About two weeks ago, however, I had a severe lapse into crying and lethargy; more severe than I have ever experienced.  I laid on the couch, crying.  It was an effort to just get up and go to the bathroom, and I wasn't eating.  I went to my weekly treatment and told Roxanne, my TCM (Traditional Chinese Medicine) Dr. what was happening and she was so sympathetic.  She told me it was probably just horrible PMS symptoms; we had been treating my reproductive energies after all.  She did a simple treatment and the next day I was a completely different person.  No more crying, I bounced out of bed by 8am, went to the gymn with gusto.  I found out a few days later that I wasn't pregnant, and that impacted my mood, but I am still amazed at the complete change this treatment did for me that day.  
I have had moments of up and down since.  Crying in anger, and yelling at God, asking why he would give babies to women who do not want them, who abuse and neglect them when I would never do such a thing.  It wasn't fair; it isn't fair.

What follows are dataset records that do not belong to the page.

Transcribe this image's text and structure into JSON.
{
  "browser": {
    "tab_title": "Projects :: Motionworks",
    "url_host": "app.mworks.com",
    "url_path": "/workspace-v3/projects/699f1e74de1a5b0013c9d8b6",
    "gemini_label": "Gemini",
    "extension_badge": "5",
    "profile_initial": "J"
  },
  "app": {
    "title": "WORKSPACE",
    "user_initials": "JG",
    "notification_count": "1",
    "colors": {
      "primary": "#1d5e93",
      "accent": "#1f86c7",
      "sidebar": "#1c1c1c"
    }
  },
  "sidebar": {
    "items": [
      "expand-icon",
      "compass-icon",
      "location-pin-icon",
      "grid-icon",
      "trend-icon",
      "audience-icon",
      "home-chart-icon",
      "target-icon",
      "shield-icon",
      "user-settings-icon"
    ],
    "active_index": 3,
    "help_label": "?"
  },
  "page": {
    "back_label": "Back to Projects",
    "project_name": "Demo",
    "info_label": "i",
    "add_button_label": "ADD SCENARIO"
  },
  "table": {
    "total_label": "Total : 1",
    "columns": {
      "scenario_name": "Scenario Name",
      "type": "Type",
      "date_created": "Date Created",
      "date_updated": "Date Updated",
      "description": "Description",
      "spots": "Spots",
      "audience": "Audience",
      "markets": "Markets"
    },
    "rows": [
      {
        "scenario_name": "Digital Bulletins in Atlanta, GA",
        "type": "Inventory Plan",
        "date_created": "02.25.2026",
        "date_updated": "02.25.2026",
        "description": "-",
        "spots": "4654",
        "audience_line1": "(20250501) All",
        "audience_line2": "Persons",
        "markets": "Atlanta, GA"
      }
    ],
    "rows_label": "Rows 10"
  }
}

And I may never understand it.  But, as Dan and I were talking today, I have to believe that this is one way God will teach me to trust Him in a deeper way; as cheesy as it sounds.  I may falter, and yell and doubt, but... know it sounds corny, but I could almost see Jesus with his hand out to me, a small smile on his face asking me if I will trust him.  I, with tears in my eyes, said 'yes' and put my hand in his.  I know that I'll doubt and take my hand out of his many a time, but I have to believe; as my husband told me today, that it doesn't matter if I believe perfectly, just that I try to .  And I am, so very much.
I may write a book about all this, since I have yet to discover one from a woman who has actually been through all this.   As I told my mom in law, Judy, today, I need to believe this experience has value, and maybe that value; as well as learning to trust God in a deeper way, is also about sharing what I'm going through and helping other women with what I'm experiencing.
I am tired of crying, I will say that.  I'm tired of the scheduled sex, I'm tired of taking my temp every morning, tired of checking my vaginal fluid, tired of getting my period every month, I AM TIRED!!!  
Sitting in my car, before my acupuncture a few weeks ago, I asked God if I could give up.  could I just stop all this, forget about this desire and move on with my life?  As I asked it, I could feel part of me (a strong part) yelling YES!!!!!!! but another part, more quiet, and strong in it's own right, whispered NO!!  And I realize I can't give up.  Yes, I will adopt a baby when/if it comes to that, but I can not let go of the desire, deep and profound, to have OUR baby growing inside of me, to deliver it, to see it grow up...Our baby...the thought is so precious to me.  So...I can't explain it.  But I am not ready to give it up yet.  So, I keep going. God help me please!  Amen.